A Richmondshire councillor has accused North Yorkshire County Council of narrow-mindedness and ignoring residents in rural areas after it emerged money for new cycling routes was mainly being spent in just one town.
The county council has come under fire after it revealed it would spend the vast majority of its share of the Government’s £2bn funding for walking and cycling facilities in Harrogate.
Ahead of the council submitting its final bid to the government to retain its boundaries in a new unitary authority this week, the leader of the Tory-led authority’s Independent group, Councillor Stuart Parsons, said he was “absolutely appalled” by its plans for the £1,011,750 Active Travel Fund.
An officers’ report has emerged showing three of the four walking and cycling projects were in Harrogate and the other is in Whitby.
However, one of the schemes could be dropped if the right type of funding is not found.
Details of the schemes have emerged days after the authority’s former leader, Councillor John Weighell warned villagers pressing for the creation of safe cycling and walking routes to nearby towns that they could face a wait of hundreds of years to realise their ambition unless they raise the funding themselves.
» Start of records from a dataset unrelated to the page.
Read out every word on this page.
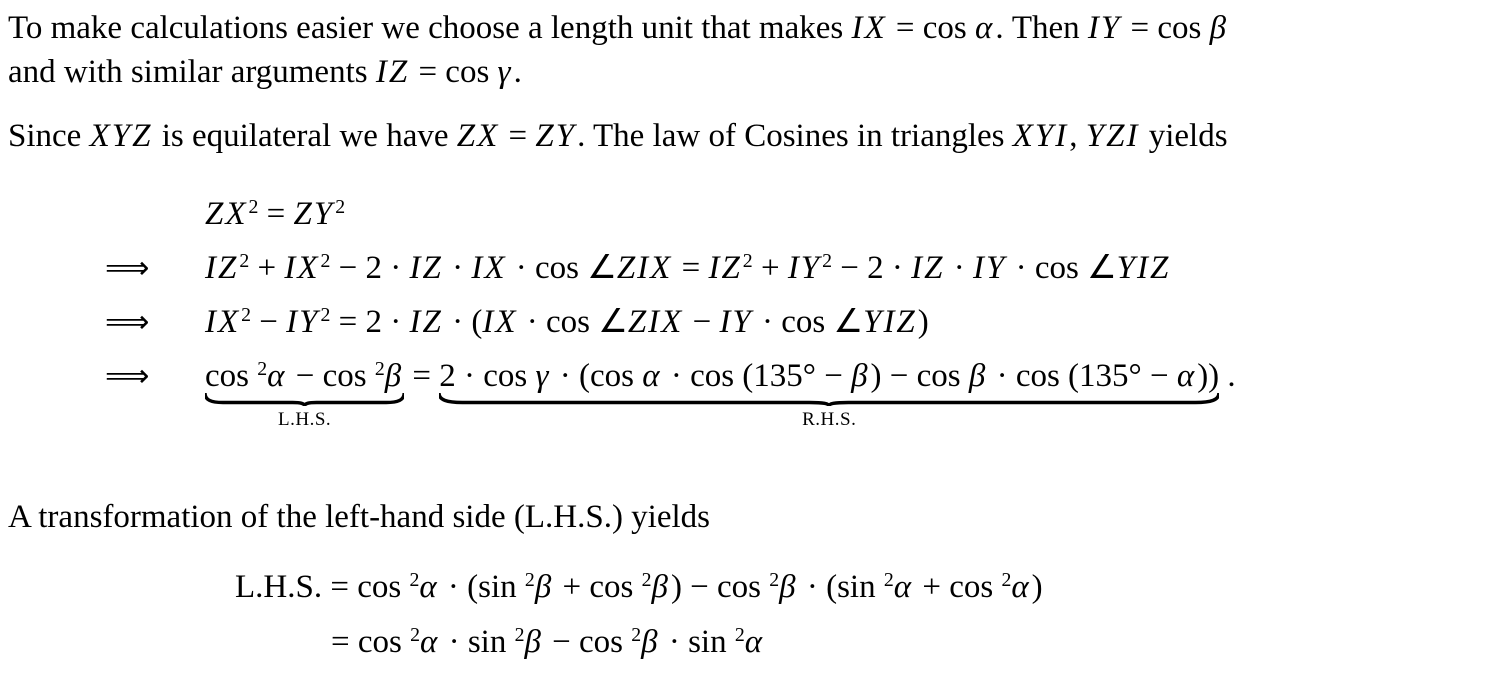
To make calculations easier we choose a length unit that makes IX = cos α. Then IY = cos β
and with similar arguments IZ = cos γ.

Since XYZ is equilateral we have ZX = ZY. The law of Cosines in triangles XYI, YZI yields

$ZX^2 = ZY^2$
⟹	$IZ^2 + IX^2 - 2$ · IZ · IX · cos ∠ZIX = $IZ^2 + IY^2 - 2$ · IZ · IY · cos ∠YIZ
⟹	$IX^2 - IY^2 = 2$ · IZ · (IX · cos ∠ZIX − IY · cos ∠YIZ)
⟹	cos $^2$α − cos $^2$β
L.H.S.
= 2 · cos γ · (cos α · cos (135° − β) − cos β · cos (135° − α))
R.H.S.
.

A transformation of the left-hand side (L.H.S.) yields

L.H.S. = cos $^2$α · (sin $^2$β + cos $^2$β) − cos $^2$β · (sin $^2$α + cos $^2$α)
= cos $^2$α · sin $^2$β − cos $^2$β · sin $^2$α
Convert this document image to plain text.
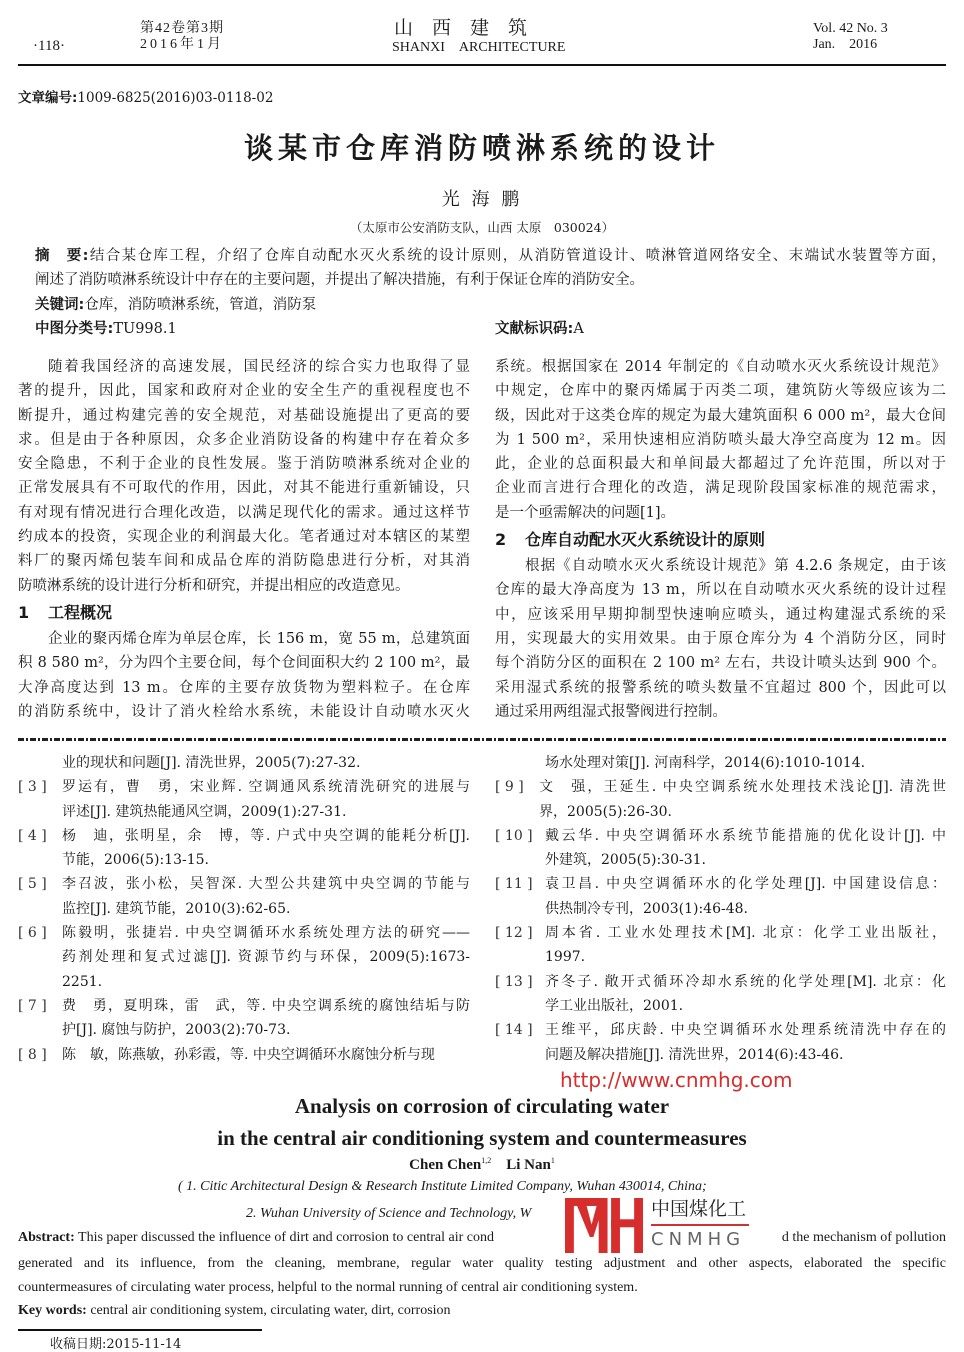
·118·
第42卷第3期
2016年1月
山　西　建　筑
SHANXI　ARCHITECTURE
Vol. 42 No. 3
Jan.　2016
文章编号:1009-6825(2016)03-0118-02
谈某市仓库消防喷淋系统的设计
光 海 鹏
（太原市公安消防支队，山西 太原　030024）
摘　要:结合某仓库工程，介绍了仓库自动配水灭火系统的设计原则，从消防管道设计、喷淋管道网络安全、末端试水装置等方面，
阐述了消防喷淋系统设计中存在的主要问题，并提出了解决措施，有利于保证仓库的消防安全。
关键词:仓库，消防喷淋系统，管道，消防泵
中图分类号:TU998.1	文献标识码:A
随着我国经济的高速发展，国民经济的综合实力也取得了显
著的提升，因此，国家和政府对企业的安全生产的重视程度也不
断提升，通过构建完善的安全规范，对基础设施提出了更高的要
求。但是由于各种原因，众多企业消防设备的构建中存在着众多
安全隐患，不利于企业的良性发展。鉴于消防喷淋系统对企业的
正常发展具有不可取代的作用，因此，对其不能进行重新铺设，只
有对现有情况进行合理化改造，以满足现代化的需求。通过这样节
约成本的投资，实现企业的利润最大化。笔者通过对本辖区的某塑
料厂的聚丙烯包装车间和成品仓库的消防隐患进行分析，对其消
防喷淋系统的设计进行分析和研究，并提出相应的改造意见。
1 工程概况
企业的聚丙烯仓库为单层仓库，长 156 m，宽 55 m，总建筑面
积 8 580 m²，分为四个主要仓间，每个仓间面积大约 2 100 m²，最
大净高度达到 13 m。仓库的主要存放货物为塑料粒子。在仓库
的消防系统中，设计了消火栓给水系统，未能设计自动喷水灭火
系统。根据国家在 2014 年制定的《自动喷水灭火系统设计规范》
中规定，仓库中的聚丙烯属于丙类二项，建筑防火等级应该为二
级，因此对于这类仓库的规定为最大建筑面积 6 000 m²，最大仓间
为 1 500 m²，采用快速相应消防喷头最大净空高度为 12 m。因
此，企业的总面积最大和单间最大都超过了允许范围，所以对于
企业而言进行合理化的改造，满足现阶段国家标准的规范需求，
是一个亟需解决的问题[1]。
2 仓库自动配水灭火系统设计的原则
根据《自动喷水灭火系统设计规范》第 4.2.6 条规定，由于该
仓库的最大净高度为 13 m，所以在自动喷水灭火系统的设计过程
中，应该采用早期抑制型快速响应喷头，通过构建湿式系统的采
用，实现最大的实用效果。由于原仓库分为 4 个消防分区，同时
每个消防分区的面积在 2 100 m² 左右，共设计喷头达到 900 个。
采用湿式系统的报警系统的喷头数量不宜超过 800 个，因此可以
通过采用两组湿式报警阀进行控制。
业的现状和问题[J]. 清洗世界，2005(7):27-32.
[ 3 ]	罗运有，曹　勇，宋业辉. 空调通风系统清洗研究的进展与
评述[J]. 建筑热能通风空调，2009(1):27-31.
[ 4 ]	杨　迪，张明星，余　博，等. 户式中央空调的能耗分析[J].
节能，2006(5):13-15.
[ 5 ]	李召波，张小松，吴智深. 大型公共建筑中央空调的节能与
监控[J]. 建筑节能，2010(3):62-65.
[ 6 ]	陈毅明，张捷岩. 中央空调循环水系统处理方法的研究——
药剂处理和复式过滤[J]. 资源节约与环保，2009(5):1673-
2251.
[ 7 ]	费　勇，夏明珠，雷　武，等. 中央空调系统的腐蚀结垢与防
护[J]. 腐蚀与防护，2003(2):70-73.
[ 8 ]	陈　敏，陈燕敏，孙彩霞，等. 中央空调循环水腐蚀分析与现
场水处理对策[J]. 河南科学，2014(6):1010-1014.
[ 9 ]	文　强，王延生. 中央空调系统水处理技术浅论[J]. 清洗世
界，2005(5):26-30.
[ 10 ] 戴云华. 中央空调循环水系统节能措施的优化设计[J]. 中
外建筑，2005(5):30-31.
[ 11 ] 袁卫昌. 中央空调循环水的化学处理[J]. 中国建设信息：
供热制冷专刊，2003(1):46-48.
[ 12 ] 周本省. 工业水处理技术[M]. 北京：化学工业出版社，
1997.
[ 13 ] 齐冬子. 敞开式循环冷却水系统的化学处理[M]. 北京：化
学工业出版社，2001.
[ 14 ] 王维平，邱庆龄. 中央空调循环水处理系统清洗中存在的
问题及解决措施[J]. 清洗世界，2014(6):43-46.
http://www.cnmhg.com
Analysis on corrosion of circulating water
in the central air conditioning system and countermeasures
Chen Chen$^{1,2}$ Li Nan$^1$
( 1. Citic Architectural Design & Research Institute Limited Company, Wuhan 430014, China;
2. Wuhan University of Science and Technology, W
Abstract: This paper discussed the influence of dirt and corrosion to central air cond	d the mechanism of pollution
generated and its influence, from the cleaning, membrane, regular water quality testing adjustment and other aspects, elaborated the specific
countermeasures of circulating water process, helpful to the normal running of central air conditioning system.
Key words: central air conditioning system, circulating water, dirt, corrosion
收稿日期:2015-11-14
中国煤化工
CNMHG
He said funding would always be prioritised where it would bring the greatest benefit, effectively ruling out areas with smaller populations.
Such is the public appetite for such schemes in North Yorkshire, that after the Prime Minister announced the active travel funding earlier this year the council received 290 applications from local groups.
The officers’ report states the applications were assessed for their deliverability within this financial year and their ability to “satisfy the Department for Transport that they have swift and meaningful plans to reallocate road space to cyclists and pedestrians”.
It states: “Schemes that do not meaningfully alter the status quo on the road will not be funded.
“All cycling schemes, permanent or temporary, will need to include segregation or point closures to through traffic: advisory cycle lanes, and those marked only with white paint, will not be funded.”
The report states the proposed schemes and others identified through the council’s Local Cycling and Walking Improvement Plan were assessed as to their benefits, before county councillors and about 100 cycling and walking groups were asked to comment on priorities.
The final four schemes include segregated cycle lanes and improved crossings at Oatlands Drive and the A59 in Harrogate costing £215,000 and £250,000 respectively.
The other schemes would see £250,000 spent on pedestrian crossing improvements, segregated cycling infrastructure and bike storage facilities in Harrogate town centre and walkways and cycle lanes along the park and ride route at Guisborough Road, Whitby.
The council will hold a consultation early next year before a final decision is made on which schemes can be taken forward.
Cllr Parsons said: “It beggars belief that they are looking to put almost all of that money into one town when the whole of the county needs schemes.
“They are going for what are easy wins while completely ignoring the rest of North Yorkshire. It’s good for Harrogate, but not so for elsewhere.”